At 6:04 PM, Blogger Jay said...

It's odd the memories we have when someone has passed. Sorry for your loss. I hope that you are finding peace, every day.

At 10:21 AM, Blogger Vignesh said...


Thank you.

At 7:32 PM, Blogger Saltwater Blues said...

hello Ostrich: your profile is most interesting ... its nice to get paid to do the things you love love. Must say I'm very envious.

btw, do you happen to know a guy called Manu (http://manuscrypts.blogspot.com) from Worldspace?

you have a good weekend. cheers!

At 11:23 PM, Blogger Boomsa said...

Ostrich, this is a most lovely post. Snwiff.

At 12:43 AM, Blogger banzai cat said...

Sorry to hear about that. If it helps, parents always know in a subconscious way.

It comes with the "love without conditions" kit, I guess.

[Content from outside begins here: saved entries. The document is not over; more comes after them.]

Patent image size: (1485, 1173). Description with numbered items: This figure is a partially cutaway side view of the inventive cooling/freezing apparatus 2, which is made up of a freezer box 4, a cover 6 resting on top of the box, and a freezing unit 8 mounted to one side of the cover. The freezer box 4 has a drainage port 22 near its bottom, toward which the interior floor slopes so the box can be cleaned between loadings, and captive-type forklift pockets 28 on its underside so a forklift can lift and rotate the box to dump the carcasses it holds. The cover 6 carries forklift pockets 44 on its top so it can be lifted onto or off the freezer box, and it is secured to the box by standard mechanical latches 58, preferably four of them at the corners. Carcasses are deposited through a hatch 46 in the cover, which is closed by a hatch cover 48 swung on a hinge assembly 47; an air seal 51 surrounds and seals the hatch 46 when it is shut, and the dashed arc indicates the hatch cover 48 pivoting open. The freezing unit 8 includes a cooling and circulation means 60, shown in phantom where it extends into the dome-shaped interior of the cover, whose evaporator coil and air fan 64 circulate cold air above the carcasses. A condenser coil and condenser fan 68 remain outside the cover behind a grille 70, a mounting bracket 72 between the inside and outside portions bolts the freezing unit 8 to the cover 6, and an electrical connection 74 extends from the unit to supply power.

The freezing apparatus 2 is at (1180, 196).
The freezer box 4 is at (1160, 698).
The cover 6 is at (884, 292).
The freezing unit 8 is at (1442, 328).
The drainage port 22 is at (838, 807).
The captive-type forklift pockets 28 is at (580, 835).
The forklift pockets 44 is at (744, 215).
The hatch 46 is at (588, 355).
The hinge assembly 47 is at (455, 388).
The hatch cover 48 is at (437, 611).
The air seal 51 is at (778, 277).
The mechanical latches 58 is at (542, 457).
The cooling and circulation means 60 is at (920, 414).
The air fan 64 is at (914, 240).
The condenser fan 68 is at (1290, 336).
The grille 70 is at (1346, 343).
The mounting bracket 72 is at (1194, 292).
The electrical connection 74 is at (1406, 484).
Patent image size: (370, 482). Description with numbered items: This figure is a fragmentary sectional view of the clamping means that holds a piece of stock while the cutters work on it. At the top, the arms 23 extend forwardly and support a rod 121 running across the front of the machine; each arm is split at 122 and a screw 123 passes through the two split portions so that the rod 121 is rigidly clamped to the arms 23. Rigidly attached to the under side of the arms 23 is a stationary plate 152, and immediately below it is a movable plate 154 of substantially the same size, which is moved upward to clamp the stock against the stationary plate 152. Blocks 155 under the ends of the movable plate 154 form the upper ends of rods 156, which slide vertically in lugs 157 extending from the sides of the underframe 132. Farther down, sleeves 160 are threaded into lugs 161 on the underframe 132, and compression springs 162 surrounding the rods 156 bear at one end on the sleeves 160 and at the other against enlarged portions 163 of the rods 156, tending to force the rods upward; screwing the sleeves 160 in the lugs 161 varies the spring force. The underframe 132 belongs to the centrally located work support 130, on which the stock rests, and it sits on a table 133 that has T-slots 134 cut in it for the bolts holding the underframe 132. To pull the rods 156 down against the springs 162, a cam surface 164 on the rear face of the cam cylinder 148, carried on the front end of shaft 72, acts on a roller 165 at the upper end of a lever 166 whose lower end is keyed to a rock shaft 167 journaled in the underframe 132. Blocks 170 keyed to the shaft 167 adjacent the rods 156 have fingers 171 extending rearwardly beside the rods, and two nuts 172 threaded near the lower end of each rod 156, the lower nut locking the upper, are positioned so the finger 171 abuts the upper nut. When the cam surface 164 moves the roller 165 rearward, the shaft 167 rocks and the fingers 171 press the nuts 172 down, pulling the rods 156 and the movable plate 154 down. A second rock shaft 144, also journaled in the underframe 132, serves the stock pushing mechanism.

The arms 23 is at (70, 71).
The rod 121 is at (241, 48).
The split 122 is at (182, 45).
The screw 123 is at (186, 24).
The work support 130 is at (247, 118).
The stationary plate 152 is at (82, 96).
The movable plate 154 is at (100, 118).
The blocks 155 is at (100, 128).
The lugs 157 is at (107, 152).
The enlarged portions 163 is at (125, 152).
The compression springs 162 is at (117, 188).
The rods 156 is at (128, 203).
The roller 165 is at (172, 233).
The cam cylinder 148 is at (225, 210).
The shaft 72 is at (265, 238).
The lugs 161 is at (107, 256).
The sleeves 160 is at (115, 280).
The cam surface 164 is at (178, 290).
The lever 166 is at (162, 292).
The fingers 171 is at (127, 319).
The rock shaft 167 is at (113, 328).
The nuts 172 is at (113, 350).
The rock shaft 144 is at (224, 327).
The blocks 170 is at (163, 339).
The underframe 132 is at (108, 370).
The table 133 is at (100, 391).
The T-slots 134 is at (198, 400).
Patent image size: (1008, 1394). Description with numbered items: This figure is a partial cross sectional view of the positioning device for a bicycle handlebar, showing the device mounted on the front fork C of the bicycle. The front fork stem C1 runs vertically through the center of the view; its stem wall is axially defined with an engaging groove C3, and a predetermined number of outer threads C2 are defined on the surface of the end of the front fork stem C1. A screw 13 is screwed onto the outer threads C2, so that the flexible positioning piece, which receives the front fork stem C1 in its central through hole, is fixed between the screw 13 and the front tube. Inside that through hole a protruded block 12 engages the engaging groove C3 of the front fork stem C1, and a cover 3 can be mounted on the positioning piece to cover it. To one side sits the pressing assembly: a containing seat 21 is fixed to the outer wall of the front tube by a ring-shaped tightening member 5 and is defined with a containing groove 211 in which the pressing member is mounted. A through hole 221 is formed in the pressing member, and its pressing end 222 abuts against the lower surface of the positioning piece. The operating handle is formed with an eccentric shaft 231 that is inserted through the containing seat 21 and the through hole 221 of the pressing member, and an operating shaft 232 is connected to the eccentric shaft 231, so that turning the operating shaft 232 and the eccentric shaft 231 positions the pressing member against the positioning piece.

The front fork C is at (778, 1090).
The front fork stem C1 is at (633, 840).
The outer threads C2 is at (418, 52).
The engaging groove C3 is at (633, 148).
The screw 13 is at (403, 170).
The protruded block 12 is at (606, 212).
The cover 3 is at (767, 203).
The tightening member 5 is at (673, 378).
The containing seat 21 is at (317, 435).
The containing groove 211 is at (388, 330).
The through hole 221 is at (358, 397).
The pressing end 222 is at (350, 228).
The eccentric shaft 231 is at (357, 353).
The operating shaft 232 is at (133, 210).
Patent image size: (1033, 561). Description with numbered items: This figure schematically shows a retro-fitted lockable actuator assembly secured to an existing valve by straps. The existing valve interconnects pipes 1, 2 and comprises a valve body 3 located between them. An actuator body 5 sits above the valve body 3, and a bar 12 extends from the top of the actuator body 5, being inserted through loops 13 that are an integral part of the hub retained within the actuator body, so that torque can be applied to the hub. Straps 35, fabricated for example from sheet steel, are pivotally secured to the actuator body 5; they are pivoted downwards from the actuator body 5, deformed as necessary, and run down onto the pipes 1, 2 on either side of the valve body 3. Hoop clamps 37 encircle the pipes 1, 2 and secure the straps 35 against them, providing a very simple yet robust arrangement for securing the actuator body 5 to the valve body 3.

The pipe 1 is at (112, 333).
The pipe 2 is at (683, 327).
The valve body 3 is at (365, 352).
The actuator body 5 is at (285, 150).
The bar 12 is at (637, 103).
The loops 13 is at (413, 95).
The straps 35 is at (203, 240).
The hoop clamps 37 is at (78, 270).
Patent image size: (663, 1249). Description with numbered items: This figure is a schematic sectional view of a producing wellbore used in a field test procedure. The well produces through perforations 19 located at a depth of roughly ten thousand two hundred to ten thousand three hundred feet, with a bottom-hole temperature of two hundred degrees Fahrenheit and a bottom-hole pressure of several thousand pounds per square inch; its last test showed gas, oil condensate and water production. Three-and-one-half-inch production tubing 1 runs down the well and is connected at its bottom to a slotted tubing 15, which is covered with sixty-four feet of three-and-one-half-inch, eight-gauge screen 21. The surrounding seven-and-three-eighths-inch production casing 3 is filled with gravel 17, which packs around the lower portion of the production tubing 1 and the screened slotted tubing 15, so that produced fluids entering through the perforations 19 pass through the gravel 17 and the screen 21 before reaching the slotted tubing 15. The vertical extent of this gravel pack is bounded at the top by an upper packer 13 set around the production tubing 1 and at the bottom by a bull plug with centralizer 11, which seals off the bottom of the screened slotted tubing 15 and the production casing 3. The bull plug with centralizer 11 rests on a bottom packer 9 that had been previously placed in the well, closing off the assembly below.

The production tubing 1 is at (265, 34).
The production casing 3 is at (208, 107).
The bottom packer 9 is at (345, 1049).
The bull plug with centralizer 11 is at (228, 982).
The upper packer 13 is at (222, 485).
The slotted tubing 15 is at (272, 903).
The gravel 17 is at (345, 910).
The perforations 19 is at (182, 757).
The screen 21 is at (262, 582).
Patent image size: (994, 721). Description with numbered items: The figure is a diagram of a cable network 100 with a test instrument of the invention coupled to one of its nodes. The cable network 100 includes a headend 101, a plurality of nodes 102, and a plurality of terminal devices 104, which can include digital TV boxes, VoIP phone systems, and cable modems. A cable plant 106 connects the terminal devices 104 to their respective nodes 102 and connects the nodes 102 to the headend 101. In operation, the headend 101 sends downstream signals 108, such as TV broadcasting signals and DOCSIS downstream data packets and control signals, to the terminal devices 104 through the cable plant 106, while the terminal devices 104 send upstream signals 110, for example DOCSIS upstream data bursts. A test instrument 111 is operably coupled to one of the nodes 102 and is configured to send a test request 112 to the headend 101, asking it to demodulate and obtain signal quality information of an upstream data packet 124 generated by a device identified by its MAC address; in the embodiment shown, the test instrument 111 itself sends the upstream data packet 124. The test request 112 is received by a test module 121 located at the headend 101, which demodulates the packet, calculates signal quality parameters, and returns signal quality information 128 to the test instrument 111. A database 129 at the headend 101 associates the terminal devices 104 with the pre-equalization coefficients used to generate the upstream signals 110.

At 5:38 PM, Blogger retarius said...

that was a wonderful tribute to him.

At 10:59 AM, Blogger Mandar said...

hey! read ur blog for the first time. and i must say that its a great joy to read a wonderful, heart-felt tribute, first up. i havent been thru anything half as painful as u have... but, i kinda have a feeling of "sahaanubhooti" towards u. one of my friends and i believe that there is no word in english for "sahaanubhooti". its a special feeling. i hope u know what it means. girl, rite now, ur dad knows what he means to u and just how much u love him. and rite now, he is thinking, his is one of the best daughters ever. and from all the others' comments that i have read here, i can safely say that every single one of us thinks ur dad is rite. obviously, ur dad has sown a great set of values... very deep... rite in the very poetry of ur soul. i think visiting ur blog was the best thing to happen to me today, because it has made me realize how important it is to just speak the truth - to urself! i am bookmarking ur blog rite away.

At 1:10 PM, Blogger YetzerHara said...

...remember post easter, post scrapped gig i left one under yr pillow while you slept as i left to go home, tired, crashed out in the car, came back in the morn for water to find you awake n we chatted, laughed and passed it back n forth, you treated me like a kid which you always did, while the janta were either sleeping or smashed, even though i felt so close to you that day it seems so far after reading this post. missing you ostrich.